Veja o resumo, ponto a ponto, das discussões jurídicas que envolvem o tema. São dois capítulos: 

Capítulo 1: 'congelamento' e 'descongelamento' de novas faculdades de medicina

  • Em 6 de abril deste ano, com o fim do "congelamento", o MEC voltou a autorizar a abertura de cursos de medicina em instituições privadas, desde que por meio de chamamentos públicos. 
  • Ou seja, o próprio governo publicaria editais sinalizando em quais municípios as faculdades poderiam ser abertas, considerando as necessidades de mais profissionais de saúde e a estrutura do Sistema Único de Saúde (SUS) de cada região.
  • O primeiro chamamento público deveria ser divulgado até esta quarta-feira (6), mas o MEC prorrogou o prazo por mais 30 dias.

Capítulo 2: faculdades privadas vão à Justiça 

  • Parte das mantenedoras de ensino não concordou com a limitação imposta pelo MEC e alegou, na Justiça, que ela é inconstitucional.
  • Foram feitos mais de 200 pedidos para que cursos fossem criados em qualquer local, sem levar em conta a estrutura do SUS e a disponibilidade de leitos para aulas práticas, por exemplo.
  • E aí é que entra o STF: em 7 de agosto, o ministro Gilmar Mendes reforçou que limitar a criação de cursos de medicina apenas por chamamento público é uma prática constitucional, sim, e que os juízes não devem conceder liminares a favor de universidades que lutam pela “liberdade de mercado”.
  • A pauta está sendo votada pelo plenário do Supremo (ou seja, por todos os ministros). Até a última atualização desta reportagem, o processo estava pausado, já que Luiz Fux "pediu vista" (mais tempo para analisar o caso).

Enquanto nem o chamamento público para novas faculdades é publicado, nem o STF termina a votação, o MEC publicou a portaria com regras para ampliação de vagas em instituições já existentes. 

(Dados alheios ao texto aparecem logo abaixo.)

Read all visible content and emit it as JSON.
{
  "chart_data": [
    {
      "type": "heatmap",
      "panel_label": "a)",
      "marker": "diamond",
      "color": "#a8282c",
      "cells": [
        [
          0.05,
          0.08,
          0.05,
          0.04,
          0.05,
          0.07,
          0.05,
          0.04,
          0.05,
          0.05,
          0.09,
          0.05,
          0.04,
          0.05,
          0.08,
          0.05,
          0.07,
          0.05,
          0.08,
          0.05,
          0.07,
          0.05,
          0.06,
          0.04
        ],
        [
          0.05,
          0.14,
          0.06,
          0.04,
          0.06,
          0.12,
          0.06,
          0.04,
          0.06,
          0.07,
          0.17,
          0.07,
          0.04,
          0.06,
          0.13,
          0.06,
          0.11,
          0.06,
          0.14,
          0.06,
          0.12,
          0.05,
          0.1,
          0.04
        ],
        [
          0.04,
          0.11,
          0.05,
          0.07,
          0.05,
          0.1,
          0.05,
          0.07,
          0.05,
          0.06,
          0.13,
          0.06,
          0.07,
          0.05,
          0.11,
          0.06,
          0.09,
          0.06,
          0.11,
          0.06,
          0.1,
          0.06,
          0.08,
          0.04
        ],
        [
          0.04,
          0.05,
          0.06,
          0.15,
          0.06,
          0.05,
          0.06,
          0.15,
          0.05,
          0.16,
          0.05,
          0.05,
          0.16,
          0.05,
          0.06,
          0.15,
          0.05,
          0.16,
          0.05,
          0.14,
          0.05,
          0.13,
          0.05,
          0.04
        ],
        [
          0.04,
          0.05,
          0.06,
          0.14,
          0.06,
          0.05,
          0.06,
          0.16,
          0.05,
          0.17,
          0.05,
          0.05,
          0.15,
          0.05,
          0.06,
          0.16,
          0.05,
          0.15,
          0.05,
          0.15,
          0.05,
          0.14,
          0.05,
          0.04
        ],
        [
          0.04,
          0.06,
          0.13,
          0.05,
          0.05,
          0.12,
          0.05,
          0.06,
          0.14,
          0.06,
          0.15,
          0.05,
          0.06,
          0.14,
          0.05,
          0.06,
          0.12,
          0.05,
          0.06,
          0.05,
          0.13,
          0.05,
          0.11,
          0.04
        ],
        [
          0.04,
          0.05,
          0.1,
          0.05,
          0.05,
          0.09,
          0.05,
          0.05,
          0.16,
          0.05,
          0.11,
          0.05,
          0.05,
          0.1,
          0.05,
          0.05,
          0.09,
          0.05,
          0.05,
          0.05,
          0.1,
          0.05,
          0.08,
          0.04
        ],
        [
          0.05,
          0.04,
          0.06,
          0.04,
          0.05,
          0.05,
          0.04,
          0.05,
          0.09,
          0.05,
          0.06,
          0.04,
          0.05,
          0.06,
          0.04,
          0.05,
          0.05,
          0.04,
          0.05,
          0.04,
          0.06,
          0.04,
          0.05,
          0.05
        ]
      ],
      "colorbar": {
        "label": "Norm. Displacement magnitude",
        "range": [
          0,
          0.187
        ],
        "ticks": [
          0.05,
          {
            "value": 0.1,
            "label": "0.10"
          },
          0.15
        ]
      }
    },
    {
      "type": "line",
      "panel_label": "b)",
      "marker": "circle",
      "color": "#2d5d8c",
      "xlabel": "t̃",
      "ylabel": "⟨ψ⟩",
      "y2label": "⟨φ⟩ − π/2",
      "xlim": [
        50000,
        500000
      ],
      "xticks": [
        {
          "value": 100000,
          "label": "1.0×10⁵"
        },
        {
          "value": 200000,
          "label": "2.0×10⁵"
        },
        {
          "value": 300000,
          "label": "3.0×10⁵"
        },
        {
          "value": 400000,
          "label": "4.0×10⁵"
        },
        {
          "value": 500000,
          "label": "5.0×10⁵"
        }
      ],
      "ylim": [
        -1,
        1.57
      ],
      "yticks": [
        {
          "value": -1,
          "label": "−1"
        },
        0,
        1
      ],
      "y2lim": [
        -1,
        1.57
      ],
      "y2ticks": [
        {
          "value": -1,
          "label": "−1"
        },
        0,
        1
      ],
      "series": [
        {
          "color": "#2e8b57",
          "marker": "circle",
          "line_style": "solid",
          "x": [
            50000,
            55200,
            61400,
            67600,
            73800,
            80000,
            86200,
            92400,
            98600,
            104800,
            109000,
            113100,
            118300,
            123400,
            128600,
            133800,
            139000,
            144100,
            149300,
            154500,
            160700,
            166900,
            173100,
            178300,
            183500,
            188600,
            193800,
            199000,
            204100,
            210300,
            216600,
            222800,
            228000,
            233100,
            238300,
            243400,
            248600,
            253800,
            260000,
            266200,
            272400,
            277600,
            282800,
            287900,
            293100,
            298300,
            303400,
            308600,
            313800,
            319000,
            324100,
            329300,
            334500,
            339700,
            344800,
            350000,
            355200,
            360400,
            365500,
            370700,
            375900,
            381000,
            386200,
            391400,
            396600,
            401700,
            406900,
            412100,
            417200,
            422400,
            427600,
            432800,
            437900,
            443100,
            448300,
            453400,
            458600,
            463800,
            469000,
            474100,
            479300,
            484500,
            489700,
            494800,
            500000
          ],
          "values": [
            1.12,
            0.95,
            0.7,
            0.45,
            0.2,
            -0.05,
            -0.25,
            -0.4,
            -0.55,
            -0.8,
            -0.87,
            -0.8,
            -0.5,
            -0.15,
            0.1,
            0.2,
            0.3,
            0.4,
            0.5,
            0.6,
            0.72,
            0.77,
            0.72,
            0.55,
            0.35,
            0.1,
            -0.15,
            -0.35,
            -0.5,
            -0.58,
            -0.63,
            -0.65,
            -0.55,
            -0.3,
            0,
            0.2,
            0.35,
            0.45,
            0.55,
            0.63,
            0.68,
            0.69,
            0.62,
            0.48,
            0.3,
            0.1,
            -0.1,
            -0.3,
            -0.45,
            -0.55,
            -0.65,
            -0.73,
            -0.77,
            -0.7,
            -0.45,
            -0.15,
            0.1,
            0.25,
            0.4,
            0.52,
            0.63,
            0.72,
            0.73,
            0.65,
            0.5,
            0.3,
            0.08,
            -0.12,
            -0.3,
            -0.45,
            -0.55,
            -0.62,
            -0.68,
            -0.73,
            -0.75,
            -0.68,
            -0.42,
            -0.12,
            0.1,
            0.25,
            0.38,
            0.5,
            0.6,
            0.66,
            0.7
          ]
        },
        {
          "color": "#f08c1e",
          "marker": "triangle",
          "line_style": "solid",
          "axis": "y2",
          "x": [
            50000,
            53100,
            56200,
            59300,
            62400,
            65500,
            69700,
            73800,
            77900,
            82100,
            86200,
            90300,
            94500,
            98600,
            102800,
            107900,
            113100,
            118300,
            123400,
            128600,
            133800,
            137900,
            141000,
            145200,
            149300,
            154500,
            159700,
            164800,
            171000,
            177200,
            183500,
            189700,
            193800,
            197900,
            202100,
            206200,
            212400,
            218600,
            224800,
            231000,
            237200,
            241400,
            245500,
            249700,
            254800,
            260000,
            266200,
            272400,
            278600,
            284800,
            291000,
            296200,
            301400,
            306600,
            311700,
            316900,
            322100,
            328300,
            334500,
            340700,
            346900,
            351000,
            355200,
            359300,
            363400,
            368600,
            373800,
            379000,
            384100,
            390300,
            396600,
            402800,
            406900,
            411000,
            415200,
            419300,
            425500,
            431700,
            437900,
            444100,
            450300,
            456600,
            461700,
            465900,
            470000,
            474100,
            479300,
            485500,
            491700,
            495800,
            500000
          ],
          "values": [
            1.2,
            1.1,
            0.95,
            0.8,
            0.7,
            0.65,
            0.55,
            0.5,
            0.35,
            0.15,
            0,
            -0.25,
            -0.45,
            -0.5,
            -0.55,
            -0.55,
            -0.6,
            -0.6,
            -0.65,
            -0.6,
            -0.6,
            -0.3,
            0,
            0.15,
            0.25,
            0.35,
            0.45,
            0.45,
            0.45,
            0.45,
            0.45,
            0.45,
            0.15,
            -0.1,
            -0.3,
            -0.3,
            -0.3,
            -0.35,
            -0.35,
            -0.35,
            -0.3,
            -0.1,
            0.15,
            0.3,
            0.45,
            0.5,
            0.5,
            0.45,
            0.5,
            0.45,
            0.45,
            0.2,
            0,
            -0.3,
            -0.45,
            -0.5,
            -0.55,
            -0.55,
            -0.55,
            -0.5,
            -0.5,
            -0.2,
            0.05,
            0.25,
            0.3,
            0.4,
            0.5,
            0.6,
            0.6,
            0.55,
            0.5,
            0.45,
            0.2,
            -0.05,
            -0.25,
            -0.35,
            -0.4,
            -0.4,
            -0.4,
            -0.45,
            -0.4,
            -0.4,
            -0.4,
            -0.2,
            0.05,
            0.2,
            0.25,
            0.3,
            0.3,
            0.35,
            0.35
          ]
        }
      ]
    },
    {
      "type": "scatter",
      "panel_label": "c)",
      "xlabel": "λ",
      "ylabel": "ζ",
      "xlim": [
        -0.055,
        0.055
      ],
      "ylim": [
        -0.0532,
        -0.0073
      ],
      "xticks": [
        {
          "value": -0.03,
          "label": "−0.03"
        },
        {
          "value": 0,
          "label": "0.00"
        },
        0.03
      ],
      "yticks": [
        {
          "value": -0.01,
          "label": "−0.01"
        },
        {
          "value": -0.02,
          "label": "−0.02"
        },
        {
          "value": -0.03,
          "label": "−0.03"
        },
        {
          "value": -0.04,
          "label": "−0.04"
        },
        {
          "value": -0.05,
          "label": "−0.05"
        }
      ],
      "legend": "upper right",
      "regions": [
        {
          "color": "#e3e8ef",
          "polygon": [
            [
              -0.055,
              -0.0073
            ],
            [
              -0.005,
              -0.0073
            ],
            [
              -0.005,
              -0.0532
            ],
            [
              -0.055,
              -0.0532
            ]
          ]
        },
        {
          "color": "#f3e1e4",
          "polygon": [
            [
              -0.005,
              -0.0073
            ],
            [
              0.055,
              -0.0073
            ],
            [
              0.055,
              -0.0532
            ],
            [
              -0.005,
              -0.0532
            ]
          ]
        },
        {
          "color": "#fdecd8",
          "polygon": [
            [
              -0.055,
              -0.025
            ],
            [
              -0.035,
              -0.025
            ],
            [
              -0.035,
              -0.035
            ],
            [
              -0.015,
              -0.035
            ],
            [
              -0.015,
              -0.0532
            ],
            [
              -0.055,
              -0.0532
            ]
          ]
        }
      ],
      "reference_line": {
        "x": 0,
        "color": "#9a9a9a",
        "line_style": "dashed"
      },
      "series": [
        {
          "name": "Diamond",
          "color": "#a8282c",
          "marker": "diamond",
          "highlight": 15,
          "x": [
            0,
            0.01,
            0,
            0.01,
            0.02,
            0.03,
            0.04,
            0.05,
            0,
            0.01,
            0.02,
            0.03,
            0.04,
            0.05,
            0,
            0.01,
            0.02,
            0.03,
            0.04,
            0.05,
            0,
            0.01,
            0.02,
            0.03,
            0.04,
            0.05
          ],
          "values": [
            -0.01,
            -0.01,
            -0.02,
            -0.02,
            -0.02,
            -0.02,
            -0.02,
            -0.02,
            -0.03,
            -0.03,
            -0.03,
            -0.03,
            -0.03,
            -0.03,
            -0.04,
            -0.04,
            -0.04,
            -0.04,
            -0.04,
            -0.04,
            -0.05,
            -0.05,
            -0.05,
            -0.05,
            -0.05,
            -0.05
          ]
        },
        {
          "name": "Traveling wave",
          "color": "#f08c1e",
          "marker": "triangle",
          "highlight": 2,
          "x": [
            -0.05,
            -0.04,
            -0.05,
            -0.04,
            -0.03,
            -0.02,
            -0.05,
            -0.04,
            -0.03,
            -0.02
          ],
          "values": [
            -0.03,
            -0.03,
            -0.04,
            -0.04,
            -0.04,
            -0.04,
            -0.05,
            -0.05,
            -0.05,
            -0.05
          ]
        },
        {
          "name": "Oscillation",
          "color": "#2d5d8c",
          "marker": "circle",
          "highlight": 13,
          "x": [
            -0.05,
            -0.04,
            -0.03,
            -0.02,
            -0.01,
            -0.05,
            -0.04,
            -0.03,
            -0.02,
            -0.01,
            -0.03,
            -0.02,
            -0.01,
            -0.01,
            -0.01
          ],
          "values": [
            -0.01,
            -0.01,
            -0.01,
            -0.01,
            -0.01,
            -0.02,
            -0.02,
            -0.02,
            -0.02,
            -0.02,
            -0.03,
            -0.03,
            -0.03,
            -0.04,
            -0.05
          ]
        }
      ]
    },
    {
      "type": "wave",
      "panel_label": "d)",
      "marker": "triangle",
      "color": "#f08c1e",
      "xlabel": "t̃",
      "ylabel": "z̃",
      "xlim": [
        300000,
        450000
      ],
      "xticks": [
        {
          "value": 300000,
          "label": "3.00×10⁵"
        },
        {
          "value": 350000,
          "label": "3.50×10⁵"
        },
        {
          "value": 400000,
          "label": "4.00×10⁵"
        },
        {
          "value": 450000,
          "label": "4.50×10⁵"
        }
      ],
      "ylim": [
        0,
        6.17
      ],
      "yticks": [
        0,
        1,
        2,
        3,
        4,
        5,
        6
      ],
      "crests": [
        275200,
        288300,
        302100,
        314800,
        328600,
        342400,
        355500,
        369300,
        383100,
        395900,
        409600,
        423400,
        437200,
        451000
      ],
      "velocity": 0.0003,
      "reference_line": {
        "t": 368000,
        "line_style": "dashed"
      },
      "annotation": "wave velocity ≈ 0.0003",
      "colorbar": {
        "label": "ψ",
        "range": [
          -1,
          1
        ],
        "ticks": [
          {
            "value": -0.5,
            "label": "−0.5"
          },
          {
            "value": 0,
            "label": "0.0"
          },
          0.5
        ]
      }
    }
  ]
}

Novas regras para ampliar vagas 

A seguir, veja as novas regras para o aumento de vagas em faculdades que já estão em funcionamento:

  • nota igual ou superior a 4 no Enade, nos últimos três anos de avaliação;
  • ausência de qualquer penalidade imposta à instituição de ensino nos últimos três anos (ou ao curso, nos últimos 6 anos);
  • comprovação de que realmente o aumento de vagas é necessário (a relação candidato/vaga no último processo seletivo deve ter sido maior que 2);
  • limite de até 30% de novas vagas em relação às já existentes;
  • teto de 240 vagas ofertadas por ano, no total;
  • existência de, no mínimo, 5 leitos do SUS para cada vaga solicitadaum hospital de ensino com mais de 80 leitos e 3 programas de residência.

A respeito desse último item, Silvio Pessanha, da Associação Nacional das Universidades Particulares (Anup), explica que existe atualmente uma desproporção entre alunos formados e vagas de residência de qualidade(programas de especialização que podem formar, por exemplo, cirurgiões, pediatras ou dermatologistas). 

"Muitos estudantes acabam terminando a faculdade e nem querendo [fazer residência], porque sabem que não terão supervisão, não aprenderão nada, atenderão um monte de pacientes e virarão mão de obra barata para hospitais, sem nenhum acolhimento acadêmico", afirma. 

Diante disso e "visando a promover a melhor (re)distribuição de cursos e médicos pelo país, em especial para as regiões Norte e Nordeste e municípios do interior", Pessanha classifica a portaria do MEC como "extremamente pertinente e benéfica para o setor e para a sociedade". 

Rosylane Rocha, 2ª vice-presidente do Conselho Federal de Medicina (CFM), menciona também como a falta de leitos no SUS, diante do número alto de alunos em determinadas localidades, pode atrapalhar a formação deles nas aulas práticas. 

"Imagine você, paciente, deitado em um leito, sem nenhum sossego. São 15, 20 estudantes passando por você. (...) Estamos colocando alunos para se formar em centros que não têm condição de acolher tudo isso de gente."